İşi ilk kurduğum günlerde en çok zorlandığım konular her şeyden sizin sorumlu olmanız, üretimden, sevkiyattan, siparişten satın almadan, pazarlamadan hatta her şeyden siz sorumlusunuz ve bunları başarabilmek için normal bir insandan en az 3 kat daha fazla çalışmak zorundasınız. Bu çok zordu ama sonunda neleri başardığımı görünce kendimi motive edebiliyordum. Her akşam herkes çıktıktan sonra üretime gider oradaki her şeye bakar ve “bunları sen başardın” derdim kendi kendime bütün yorgunluğumu unuturdum. Ben üretmeyi çok seviyorum. Üstesinden gelmem gereken bir sorunda ihracat yaptığımız için dışarda fason olarak diktirdiğim yerlerin yeteri kadar kaliteli anlayışına sahip olmaması idi. Türkiye’de nasılsa işçi giyecek ondan bir şey olmaz zihniyeti vardı. Bunu da çözümlemek için kendime makinecilerden oluşan bir imalat açtım. Artık işlerimde kaliteli çıkıyordu. Şu an Türkiye’de kurumsal firmalara ve yurt dışındaki birçok firmaya kaliteli hizmet vermeye hazır hale geldik. Yaptığımız iş elbiselerini gören çevrem, “bundan biz de alabilir miyiz, Bağdat Caddesi’nde, Nişantaşı’nda hava atarız” diyorlar, “Kadın eli değince iş elbisesi moda olur” diyorum ben de.

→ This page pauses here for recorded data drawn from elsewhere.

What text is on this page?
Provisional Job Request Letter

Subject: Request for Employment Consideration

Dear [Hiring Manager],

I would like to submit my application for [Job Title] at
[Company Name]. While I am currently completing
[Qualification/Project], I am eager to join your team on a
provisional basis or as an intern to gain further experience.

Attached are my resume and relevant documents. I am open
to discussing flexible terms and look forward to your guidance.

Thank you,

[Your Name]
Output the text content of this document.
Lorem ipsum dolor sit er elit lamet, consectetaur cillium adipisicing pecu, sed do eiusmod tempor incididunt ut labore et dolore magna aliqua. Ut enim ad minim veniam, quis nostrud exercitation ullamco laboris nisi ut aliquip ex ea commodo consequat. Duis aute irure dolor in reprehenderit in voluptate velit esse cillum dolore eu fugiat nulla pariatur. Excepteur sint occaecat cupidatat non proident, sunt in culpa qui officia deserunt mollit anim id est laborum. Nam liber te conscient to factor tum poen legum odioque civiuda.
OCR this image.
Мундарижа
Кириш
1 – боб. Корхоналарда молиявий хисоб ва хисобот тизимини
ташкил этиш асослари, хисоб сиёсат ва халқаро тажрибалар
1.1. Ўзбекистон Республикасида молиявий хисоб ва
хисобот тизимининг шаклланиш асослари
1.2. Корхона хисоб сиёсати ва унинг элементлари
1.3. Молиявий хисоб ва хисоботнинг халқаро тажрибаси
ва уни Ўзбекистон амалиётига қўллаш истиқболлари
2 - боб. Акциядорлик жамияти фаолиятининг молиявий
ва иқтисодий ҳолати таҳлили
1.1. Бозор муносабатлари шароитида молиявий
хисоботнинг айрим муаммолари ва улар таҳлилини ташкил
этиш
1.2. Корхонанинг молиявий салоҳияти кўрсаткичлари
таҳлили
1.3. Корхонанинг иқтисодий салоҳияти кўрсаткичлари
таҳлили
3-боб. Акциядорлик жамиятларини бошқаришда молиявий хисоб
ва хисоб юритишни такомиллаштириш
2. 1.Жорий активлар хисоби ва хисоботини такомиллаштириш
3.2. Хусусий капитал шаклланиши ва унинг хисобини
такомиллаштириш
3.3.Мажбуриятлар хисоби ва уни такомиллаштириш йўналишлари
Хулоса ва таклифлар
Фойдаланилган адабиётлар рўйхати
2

Ama bu arada üretime çok fazla vakit ayırınca pazarlama kısmımız eksik kaldı. 14 yıllık iş hayatım (3,5 yıl tecrübemi de eklersek 17 yıllık ) boyunca şirketimiz adına pazarlama yapmaya yeni vakit bulabildik. Çünkü ben çok iyi olmadan kurumsal firmalara gidip şansımı zorlamak istemediğimden hep hazır olmayı bekledim. Buradan da söyle bir sonuç çıkardım hiçbir şey için geç değil, her işletmenin bir yapısı var. Evet, biz biraz geç kaldık ama zaten işimiz vardı belki çok ihtiyaç duymadık. Ama işiniz ne kadar iyi olursa olsun pazarı çeşitlendirmek lazım, dünyamız gördüğünüz gibi çok hızlı değişiyor dengeler birden bire yer değiştirebiliyor o yüzden firmalar olarak bizler oluşabilecek her türlü koşula göre pazarı çeşitlendirmek zorundayız. Artık bu alanlarda aksiyonlar almaya başladık ama size tavsiyem pazarlamayı en baştan itibaren ihmal etmeyin ben şanslıydım iş bana geldi, her zaman bu kadar şanslı olmayabiliriz.